One idea, how to design my profile – as an example:
“I’m a 50-year-old male and I’m looking for a partner who is about the same age and has children like me. So I look for comparable profiles on the dating platform, first on the men’s side, and get inspiration or ideas. But please don’t copy paste, but rewrite and adapt to me. Wit and a bit of humour can’t hurt 🙂 (see How do men and women communicate)
On the one hand, we have concerns, self-doubts, that we will not be loved or will be loved less if we show ourselves as we really are. But is it true?
What are we like in reality? Do we not have good sides in us? Are we not worthy individuals?
On the other hand, we don’t think about the consequences: will reality/truth not come out sooner or later? How will we then explain the “changes”? The balance is not right from the beginning: we “start” a relationship with untruths.

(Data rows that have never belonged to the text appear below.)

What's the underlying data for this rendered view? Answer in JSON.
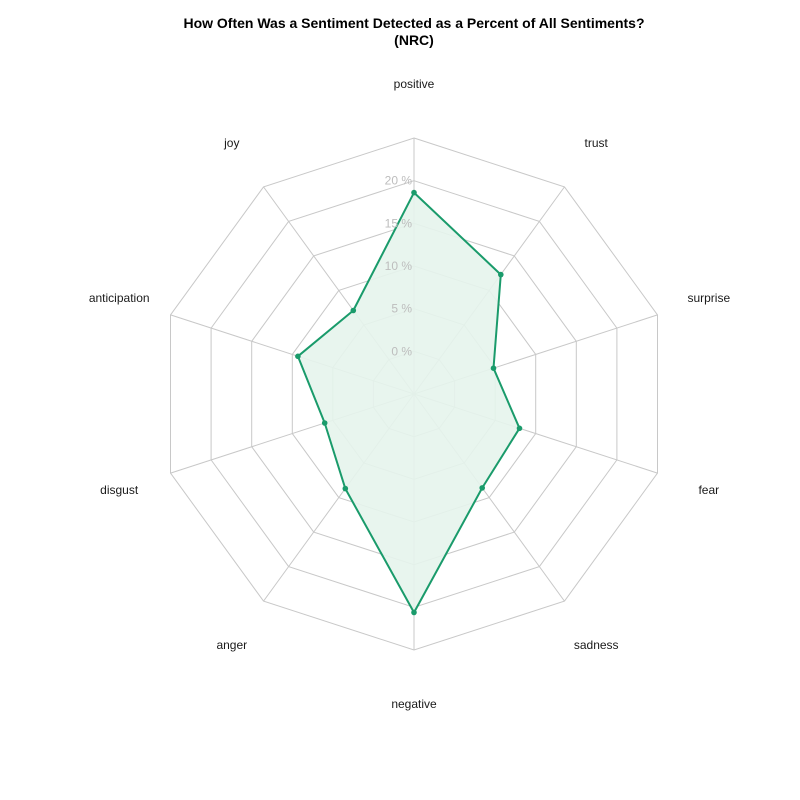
{
  "chart_data": {
    "type": "radar",
    "title": "How Often Was a Sentiment Detected as a Percent of All Sentiments?",
    "subtitle": "(NRC)",
    "axes": [
      "positive",
      "trust",
      "surprise",
      "fear",
      "sadness",
      "negative",
      "anger",
      "disgust",
      "anticipation",
      "joy"
    ],
    "ticks": [
      "0 %",
      "5 %",
      "10 %",
      "15 %",
      "20 %"
    ],
    "tick_values": [
      0,
      5,
      10,
      15,
      20
    ],
    "range": [
      -5,
      25
    ],
    "series": [
      {
        "values": [
          18.6,
          12.3,
          4.8,
          8.0,
          8.6,
          20.6,
          8.7,
          6.0,
          9.3,
          7.1
        ]
      }
    ],
    "colors": {
      "series_line": "#1a9b6b",
      "series_fill": "#e6f4ec",
      "grid": "#c8c8c8",
      "tick_text": "#bdbdbd"
    },
    "legend": "none"
  }
}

I’m not saying that we should appear in rags or without make-up… but dress as one usually dresses and present a person who is in reality: natural, open (otherwise we wouldn’t have been willing to organise a date) and approachable. Sooner or later we tell more about our lives: Family, children or work colleagues. What was already “covered up” at the beginning will come to light. I often asked the question: If someone does not accept my “constellations”, how do you imagine a relationship with me? Of course, one should not overwhelm the other with problems (children, colleagues)…. There is also an article about it in the Psychology Today: Why Authenticity Is the Best Dating Strategy?
We all have common sense that we can use well and our gut feeling can prevent us from navigating “dangerous waters”. The warning feelings (gut feelings) inside us are fed by our past life experiences and they can usually be relied upon… even or especially in dating 😊
I once read:
“Everything I don’t like about myself, someone else finds stunning and erotic about me”.